Rating Santa Emojis, By How Much I Want to Fuck Them
I want to fuck Santa.
He’s the most generous sugar daddy of them all. He graciously gives gifts, he loves good food, he’s a great listener, and he can also fuck like a beast. You think someone with that many hot elves only tumbles with Mrs. Claus?
In reality, he’s usually an older unemployed guy who lives near a shitty mall and gets paid minimum wage to deal with kids all day. That sounds exhausting and soul-destroying, and I feel bad for all the Santas out there.
In honour of the tireless work Santa — real or imagined — gives us to fulfil our Christmas fantasies, below I discuss which Santa emojis I want to fuck.
thanks for tolerating me
Santa knows you’ve been a naughty boy and wants you to slide onto his North Pole. He’ll make you suck his candy cane. He’ll strap you in a harness and ride you until he’s deposited all his presents inside your ho ho hole.
The Facebook Santa isn’t handsome per se but is a wholesome and supportive daddy. He’s just as likely to fill you with his freshly baked cookies as he is to fill you with his milk. He’s all about the post-sex connection. Great vibes.
This Santa is just someone’s dad trying to keep it low-down and discreet. No tinsel strings attached. He has a wife who doesn’t know he’s secretly donning the red suit and sitting all the guys on his lap. Hot, in a flawed kind of way.
Absolute pro. He will climb down your chimney hole and he fits perfectly. Leave him something under the tree and he’ll fill your stockings all the way. Tell him your deepest, darkest Christmas wishes and he’ll make them true.
There’s something off about this Santa. He’s the guy that makes it weird. One minute you’re making polite conversation, the next he’s asking you if you want to put on costumes and be his little elf slave. Just a little too strong.
I’ve seen the real deal and this dude isn’t Santa Claus. He’s the Santa you see at a second-rate strip mall: almost the same but not quite. Just a little too smooth, a little too artificial. Not a convincing Santa at all. Disappointing.
Christmas may be about spreading joy and cheer, but all this Santa spreads is antibiotic-resistant gonorrhoea. Don’t be fooled by his pleasant demeanour. He absolutely is willing to fuck everyone over. He started the naughty list.
Like Christmas, this Santa cums once a year, but when he does, it’s mind-blowing. Likes it both ways too so he’ll let you rummage in his sack if you want. Can bring an elf or two over if you give him enough notice.
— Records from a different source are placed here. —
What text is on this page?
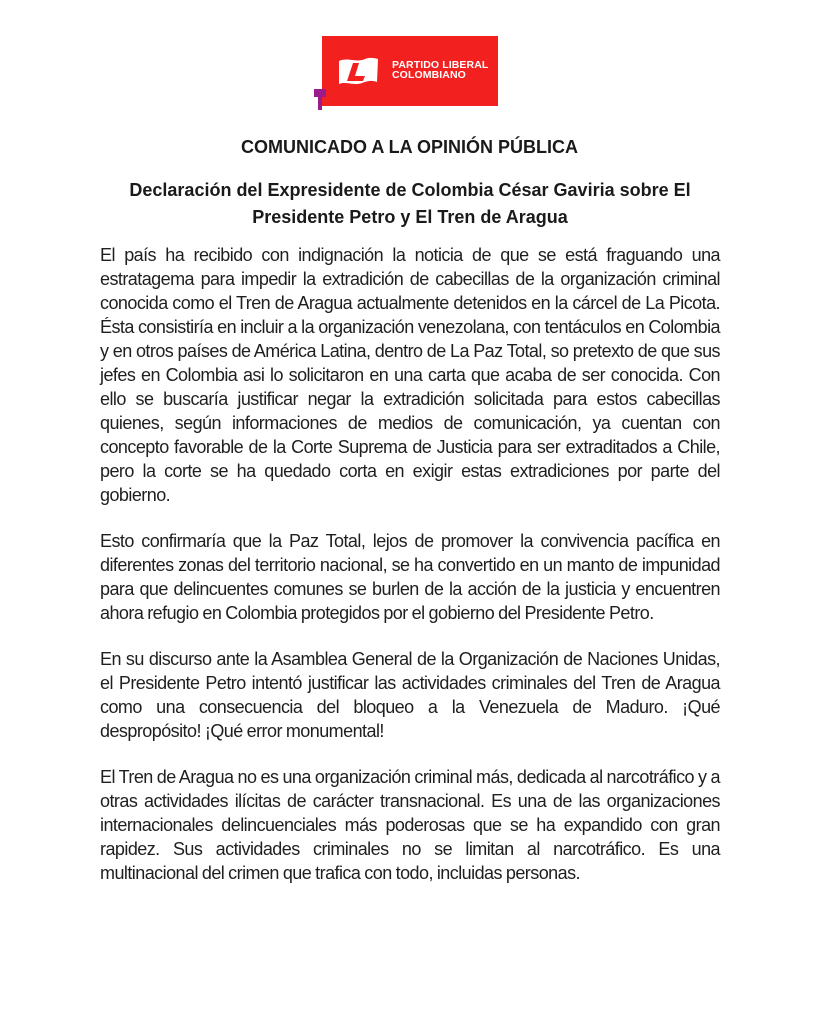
PARTIDO LIBERAL
COLOMBIANO
COMUNICADO A LA OPINIÓN PÚBLICA
Declaración del Expresidente de Colombia César Gaviria sobre El
Presidente Petro y El Tren de Aragua

El país ha recibido con indignación la noticia de que se está fraguando una estratagema para impedir la extradición de cabecillas de la organización criminal conocida como el Tren de Aragua actualmente detenidos en la cárcel de La Picota. Ésta consistiría en incluir a la organización venezolana, con tentáculos en Colombia y en otros países de América Latina, dentro de La Paz Total, so pretexto de que sus jefes en Colombia asi lo solicitaron en una carta que acaba de ser conocida. Con ello se buscaría justificar negar la extradición solicitada para estos cabecillas quienes, según informaciones de medios de comunicación, ya cuentan con concepto favorable de la Corte Suprema de Justicia para ser extraditados a Chile, pero la corte se ha quedado corta en exigir estas extradiciones por parte del gobierno.

Esto confirmaría que la Paz Total, lejos de promover la convivencia pacífica en diferentes zonas del territorio nacional, se ha convertido en un manto de impunidad para que delincuentes comunes se burlen de la acción de la justicia y encuentren ahora refugio en Colombia protegidos por el gobierno del Presidente Petro.

En su discurso ante la Asamblea General de la Organización de Naciones Unidas, el Presidente Petro intentó justificar las actividades criminales del Tren de Aragua como una consecuencia del bloqueo a la Venezuela de Maduro. ¡Qué despropósito! ¡Qué error monumental!

El Tren de Aragua no es una organización criminal más, dedicada al narcotráfico y a otras actividades ilícitas de carácter transnacional. Es una de las organizaciones internacionales delincuenciales más poderosas que se ha expandido con gran rapidez. Sus actividades criminales no se limitan al narcotráfico. Es una multinacional del crimen que trafica con todo, incluidas personas.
They call older guys in the bear scene ‘polar bears’. This guy’s absolutely built like one. There is absolutely no doubt that he whips off his top and there’s a lush forest of snow white growth there. His pubes must be seen to be believed.
This is the Santa equivalent of seeing a blank profile on Grindr. No insight into his personality or his interests. Those cold, empty eyes could mask nothing but plain mediocrity, or the mindset of a complete psychopath. Avoid.